La maison des soupirs

  

        Il m’est arrivé une drôle d’aventure la semaine dernière. Je suis allé à la bibliothèque de ma municipalité emprunter quelques livres pour occuper mes longues soirées d’automne. Je ne nommerai pas cette bibliothèque pour une raison que vous allez bientôt comprendre. Sachez seulement qu’elle a été aménagée dans une ancienne église classée patrimoine culturel du Québec. J’ai toujours aimé le silence qui y règne : il favorise la concentration mentale et aide l’âme à s’élever.

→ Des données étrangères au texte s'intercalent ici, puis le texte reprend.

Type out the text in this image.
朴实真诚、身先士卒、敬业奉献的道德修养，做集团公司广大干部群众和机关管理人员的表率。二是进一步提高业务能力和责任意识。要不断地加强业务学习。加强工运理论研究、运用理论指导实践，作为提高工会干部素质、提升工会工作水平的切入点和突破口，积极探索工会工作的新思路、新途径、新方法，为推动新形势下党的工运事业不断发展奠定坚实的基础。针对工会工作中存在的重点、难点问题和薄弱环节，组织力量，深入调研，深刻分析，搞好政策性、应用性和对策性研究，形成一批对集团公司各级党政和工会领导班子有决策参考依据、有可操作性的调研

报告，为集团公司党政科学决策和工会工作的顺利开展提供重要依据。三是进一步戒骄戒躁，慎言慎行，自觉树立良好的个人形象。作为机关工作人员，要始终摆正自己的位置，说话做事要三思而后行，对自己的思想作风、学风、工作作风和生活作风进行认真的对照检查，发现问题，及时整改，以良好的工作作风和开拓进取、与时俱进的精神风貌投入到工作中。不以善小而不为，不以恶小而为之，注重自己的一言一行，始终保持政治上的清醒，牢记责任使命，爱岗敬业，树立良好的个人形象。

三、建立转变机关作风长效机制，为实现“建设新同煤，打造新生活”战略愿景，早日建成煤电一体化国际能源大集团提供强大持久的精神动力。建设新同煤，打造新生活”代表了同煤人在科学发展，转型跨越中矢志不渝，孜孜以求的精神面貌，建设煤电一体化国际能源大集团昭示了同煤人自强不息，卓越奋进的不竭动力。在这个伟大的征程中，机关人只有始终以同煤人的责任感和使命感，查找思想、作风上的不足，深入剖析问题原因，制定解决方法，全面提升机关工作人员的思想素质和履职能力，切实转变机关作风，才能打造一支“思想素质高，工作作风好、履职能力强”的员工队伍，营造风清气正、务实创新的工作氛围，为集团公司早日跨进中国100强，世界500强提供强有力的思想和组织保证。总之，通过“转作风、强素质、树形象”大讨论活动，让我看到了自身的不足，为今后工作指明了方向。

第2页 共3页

        Une fois sur place, j’ai commencé à déambuler sans but précis dans les différentes sections du Saint des saints de la littérature française. Comme j’entrais dans la section Romans, j’ai entendu quelqu’un soupirer très fort sur ma gauche. J’avançai prudemment m’attendant à trouver recroquevillé dans un coin une âme en peine ou un cœur brisé. Aussitôt quelqu’un d’autre a soupiré sur ma droite. Puis un autre au-dessus de ma tête. Et un autre à mes pieds. Après quelques pas, je me suis retrouvé au centre d’un concert de soupirs. Je me suis alors immobilisé, gagné non par la peur – après tout j’étais dans une bibliothèque publique – mais par la curiosité naturelle qui m’a servi tout au long de ma carrière de chercheur scientifique.

        Je me suis approché d’une étagère. Aussitôt les soupirs se sont transformés en appels. Pas des Psitt! Psitt! impératifs pour attirer mon attention. Non ! Plutôt des s’il-vous-plait exprimés sur un ton plaintif. De toute évidence, ces appels venaient des livres. Oh, je sais que vous n'allez pas me croire, mais attendez la suite. J’ai approché mon oreille des livres. Ils ne soupiraient pas tous : seulement quelques-uns ici et là. J’ai pris un des soupirants. Son soupir s'est immédiatement transformé en un doux ronronnement semblable à celui d’un chat. J’ai regardé le titre : Pieds nus dans l’aube de Félix Leclerc. Un chef-d’œuvre de la littérature québécoise que j’avais dévoré dans mon adolescence. Je décidai de le lire à nouveau. Le livre se tut et se fit tout chaud dans ma main. Un peu plus loin, ce fut au tour des Désorientés d’Amin Maalouf d’attirer mon attention. Lui aussi ronronna un moment dans ma main avant de se faire tout chaud au creux de mon bras. Le manège se répéta encore et encore. Réalisant tout d’un coup que j’avais les deux bras pleins, je quittai la section. Aussitôt les soupirs cessèrent. J’aurais pu entendre un ange voler.

        La préposée au comptoir de prêt se montra fort étonnée de mon choix de lecture : aucun des livres que j’avais choisi n’avait été emprunté depuis fort longtemps. Vous faites bien de les lire maintenant, me dit-elle, parce qu’ils vont disparaître de nos rayonnages d’ici quelques semaines. Comment ça disparaître, lui demandai-je? Oui, tous les livres qui n’ont pas été consultés  depuis cinq ans vont être envoyés au pilori. Au quoi ? dis-je interloqué. La préposée se fendit d’un large sourire «  Excusez, je voulais dire au pilonnage. » Toujours interloqué, je lui demandai « vous voulez dire qu’ils vont être détruits? ». C’est en plein ça, me répondit-elle en baissant les yeux non pas pour dissimuler sa gêne – ce qui aurait été normal vu son métier -, mais pour scanner ma carte de citoyen. Je n’en revenais pas. Dire qu’avant, on disait que les écrits restaient. Je balbutiai « Mais… mais… pour… pourquoi ? ». Pour faire de la place pour les nouveaux best-sellers, fut sa réponse. Et la préposée de m’expliquer que tout comme le pomiculteur au printemps, la bibliothèque élaguait maintenant sa collection à chaque année. Cette (ajoutez ici le qualificatif de votre choix) employée osait comparer de grands auteurs francophones à des gourmands de pommiers! J’en restai bouche bée. Prenant mon silence pour un consentement, la préposée se fendit d’un large sourire en me rendant mes livres. « Bonne lecture monsieur. N’oubliez pas de nous les rapporter d'ici un mois. »

        De retour à la maison, j’ai tiré plusieurs leçons de mon aventure. Primo, j’ai un superpouvoir : je peux entendre la voix des livres. C’est mon amie Danielle D. qui va être contente d’apprendre ça. Secundo, si vous voulez lire les grands classiques de la littérature française, dépêchez-vous d’aller les emprunter. Tertio, je ne crois pas que je vais rapporter mes livres à la maison des soupirs après les avoir lus. Je vais plutôt les ranger dans ma bibliothèque personnelle. Ainsi, je pourrai en tout temps les entendre ronronner de bonheur.